The result of this statement is a warning (SQLSTATE 01516) that CONTROL was not given the WITH GRANT OPTION. Frank now has the ability to grant any privilege on CALENDAR including INSERT and SELECT as required. FRANK cannot grant CONTROL on CALENDAR to other users unless he has SYSADM or DBADM authority.

Example 8:  User JON created a nickname for an Oracle table that had no index. The nickname is ORAREM1. Later, the Oracle DBA defined an index for this table. User SHAWN now wants DB2 to know that this index exists, so that the optimizer can devise strategies to access the table more efficiently.

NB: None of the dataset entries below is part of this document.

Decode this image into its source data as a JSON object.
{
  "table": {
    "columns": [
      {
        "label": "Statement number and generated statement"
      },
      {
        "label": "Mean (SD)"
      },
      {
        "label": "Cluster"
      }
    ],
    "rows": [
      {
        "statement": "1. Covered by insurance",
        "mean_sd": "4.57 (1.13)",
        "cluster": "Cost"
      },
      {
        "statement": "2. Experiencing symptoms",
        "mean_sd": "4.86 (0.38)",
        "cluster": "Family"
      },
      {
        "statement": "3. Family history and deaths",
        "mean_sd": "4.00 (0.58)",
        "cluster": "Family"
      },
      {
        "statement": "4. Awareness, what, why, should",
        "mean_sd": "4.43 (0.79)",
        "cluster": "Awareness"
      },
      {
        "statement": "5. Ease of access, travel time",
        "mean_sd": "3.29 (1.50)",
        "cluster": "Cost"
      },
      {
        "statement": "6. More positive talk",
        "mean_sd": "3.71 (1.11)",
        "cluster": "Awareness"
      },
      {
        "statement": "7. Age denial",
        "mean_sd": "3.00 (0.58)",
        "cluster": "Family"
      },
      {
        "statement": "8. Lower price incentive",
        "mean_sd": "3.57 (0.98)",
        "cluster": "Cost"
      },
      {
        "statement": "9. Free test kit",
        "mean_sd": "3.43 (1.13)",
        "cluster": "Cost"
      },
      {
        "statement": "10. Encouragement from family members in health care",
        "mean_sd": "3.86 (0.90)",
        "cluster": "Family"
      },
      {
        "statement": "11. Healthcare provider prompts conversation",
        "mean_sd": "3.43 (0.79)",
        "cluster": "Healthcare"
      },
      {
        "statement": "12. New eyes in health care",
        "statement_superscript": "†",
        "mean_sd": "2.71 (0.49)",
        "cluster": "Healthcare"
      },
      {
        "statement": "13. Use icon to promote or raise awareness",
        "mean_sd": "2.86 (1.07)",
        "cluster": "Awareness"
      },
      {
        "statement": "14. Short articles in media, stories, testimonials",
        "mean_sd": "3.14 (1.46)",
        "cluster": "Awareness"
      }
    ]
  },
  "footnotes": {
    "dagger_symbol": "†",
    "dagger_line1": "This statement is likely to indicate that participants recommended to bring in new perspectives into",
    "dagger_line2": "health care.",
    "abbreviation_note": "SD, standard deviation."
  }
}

SHAWN can inform DB2 of the index by creating an index specification for ORAREM1. Give SHAWN the index privilege on this nickname, so that he can create the index specification.

  GRANT INDEX ON NICKNAME ORAREM1
     TO USER SHAWN 

⁹⁹

Restrictions in previous versions on grants to authorization ID of the user issuing the statement have been removed.

¹⁰⁰

Restrictions in previous versions on the use of privileges granted to PUBLIC for static SQL statements and CREATE VIEW statements have been removed.

¹⁰¹

If the package used for processing the statement was precompiled with LANGLEVEL set to SQL92E or MIA, a warning is returned (SQLSTATE 01007) unless the grantor has NO privileges on the object of the grant.